Of all the movies I’ve seen so far this year, Linklater, Delpy and Hawke’s Before Midnight (after three movies I think it’s fair to credit authorship severally) is the one that has stuck in my brain the longest. In it, we catch up with the lovers from Before Sunrise (1995) and Before Sunset (2004) as they reach the end of an idyllic vacation in Greece. Hawke’s Jesse is wondering whether he should try and spend more time with his teenage son who lives with his mother in the States. Delpy’s Celine is about to start a dream job back in Paris where they currently reside with their two adorable daughters.
They are at a crossroads but, as the film makes clear, when are we ever not? Delpy is magnificent, creating a wondrous, beautiful, insecure, infuriating and righteous woman who is simultaneously proud and frustrated at the role she has found herself playing. Watching her I was thinking about a couple of relationships of mine that I ended. Maybe I was a little bit hasty. Maybe I wasn’t really listening.
The fortunes of the Western rise with the tide of American cinema. During the 70’s indie renaissance we got rugged classics like The Great Northfield Minnesota Raid and The Long Riders, then in the 80’s and 90’s Clint Eastwood re-examined his own mythic West in Pale Rider and Unforgiven . (The less said about Young Guns 1 and 2 the better.)
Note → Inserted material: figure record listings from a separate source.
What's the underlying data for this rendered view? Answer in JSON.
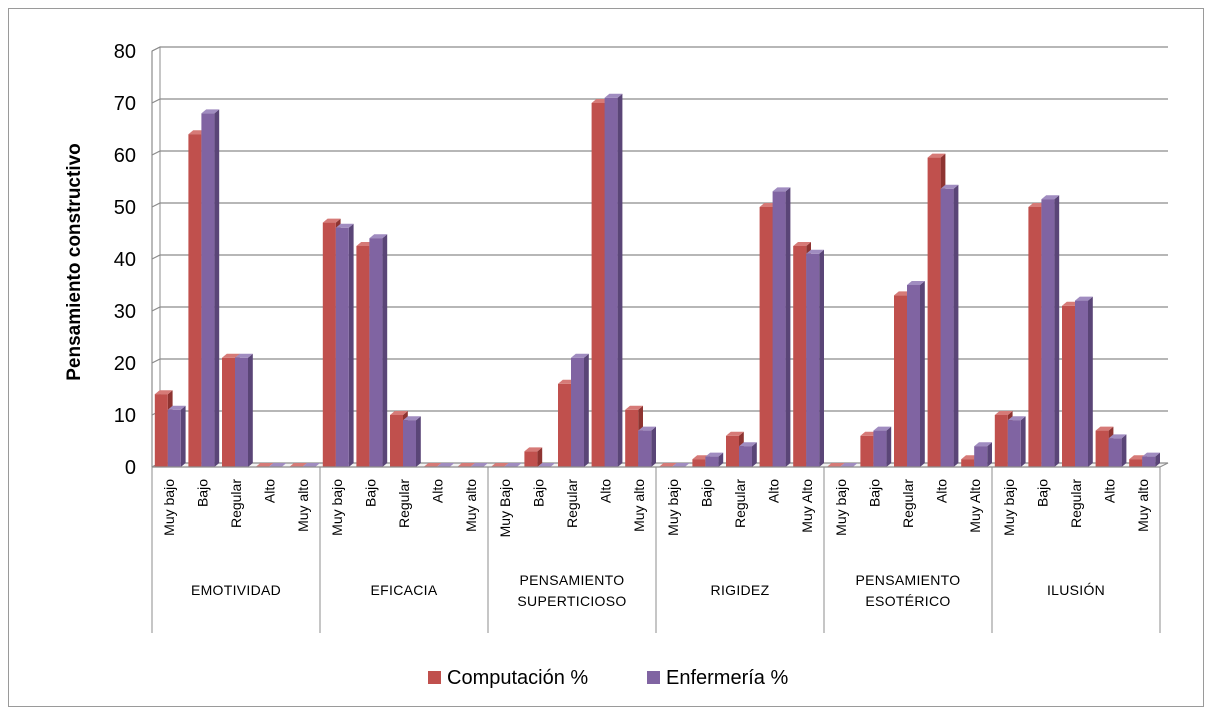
{
  "chart_data": {
    "type": "bar",
    "ylabel": "Pensamiento constructivo",
    "ylim": [
      0,
      80
    ],
    "yticks": [
      0,
      10,
      20,
      30,
      40,
      50,
      60,
      70,
      80
    ],
    "grid": true,
    "legend_position": "bottom",
    "groups": [
      {
        "label_lines": [
          "EMOTIVIDAD"
        ],
        "categories": [
          "Muy bajo",
          "Bajo",
          "Regular",
          "Alto",
          "Muy alto"
        ]
      },
      {
        "label_lines": [
          "EFICACIA"
        ],
        "categories": [
          "Muy bajo",
          "Bajo",
          "Regular",
          "Alto",
          "Muy alto"
        ]
      },
      {
        "label_lines": [
          "PENSAMIENTO",
          "SUPERTICIOSO"
        ],
        "categories": [
          "Muy Bajo",
          "Bajo",
          "Regular",
          "Alto",
          "Muy alto"
        ]
      },
      {
        "label_lines": [
          "RIGIDEZ"
        ],
        "categories": [
          "Muy bajo",
          "Bajo",
          "Regular",
          "Alto",
          "Muy Alto"
        ]
      },
      {
        "label_lines": [
          "PENSAMIENTO",
          "ESOTÉRICO"
        ],
        "categories": [
          "Muy bajo",
          "Bajo",
          "Regular",
          "Alto",
          "Muy Alto"
        ]
      },
      {
        "label_lines": [
          "ILUSIÓN"
        ],
        "categories": [
          "Muy bajo",
          "Bajo",
          "Regular",
          "Alto",
          "Muy alto"
        ]
      }
    ],
    "series": [
      {
        "name": "Computación %",
        "color": "#c0504d",
        "values": [
          14,
          64,
          21,
          0,
          0,
          47,
          42.5,
          10,
          0,
          0,
          0,
          3,
          16,
          70,
          11,
          0,
          1.5,
          6,
          50,
          42.5,
          0,
          6,
          33,
          59.5,
          1.5,
          10,
          50,
          31,
          7,
          1.5
        ]
      },
      {
        "name": "Enfermería %",
        "color": "#8064a2",
        "values": [
          11,
          68,
          21,
          0,
          0,
          46,
          44,
          9,
          0,
          0,
          0,
          0,
          21,
          71,
          7,
          0,
          2,
          4,
          53,
          41,
          0,
          7,
          35,
          53.5,
          4,
          9,
          51.5,
          32,
          5.5,
          2
        ]
      }
    ]
  }
}
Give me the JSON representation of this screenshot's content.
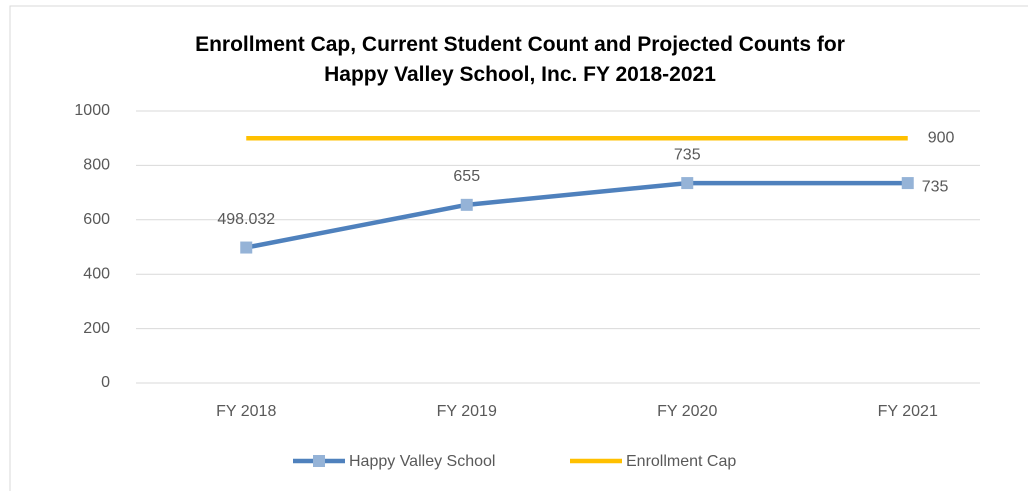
{
  "chart_data": {
    "type": "line",
    "title": "Enrollment Cap, Current Student Count and Projected Counts for Happy Valley School, Inc. FY 2018-2021",
    "categories": [
      "FY 2018",
      "FY 2019",
      "FY 2020",
      "FY 2021"
    ],
    "series": [
      {
        "name": "Happy Valley School",
        "color": "#4f81bd",
        "marker_color": "#95b3d7",
        "values": [
          498.032,
          655,
          735,
          735
        ]
      },
      {
        "name": "Enrollment Cap",
        "color": "#ffc000",
        "values": [
          900,
          900,
          900,
          900
        ]
      }
    ],
    "ylim": [
      0,
      1000
    ],
    "yticks": [
      0,
      200,
      400,
      600,
      800,
      1000
    ],
    "grid": true,
    "legend": "bottom"
  }
}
The past 12 months have offered us two Westerns that are as good as any of the last 30 years: The Assassination of Jesse James and James Mangold’s homage to the classic 3:10 to Yuma which opened in Wellington last week.
Yuma is a story (by Elmore Leonard) with great bones: poor, honest, rancher Christian Bale is suffering because of the drought and for $200 takes on the desperate task of escorting captured outlaw Russell Crowe to Contention City, where he will catch the eponymous train to the gallows.
But Crowe’s gang are on the way to liberate him and Bale’s support is dwindling to nothing. The tension rises as the clock ticks towards three o’clock.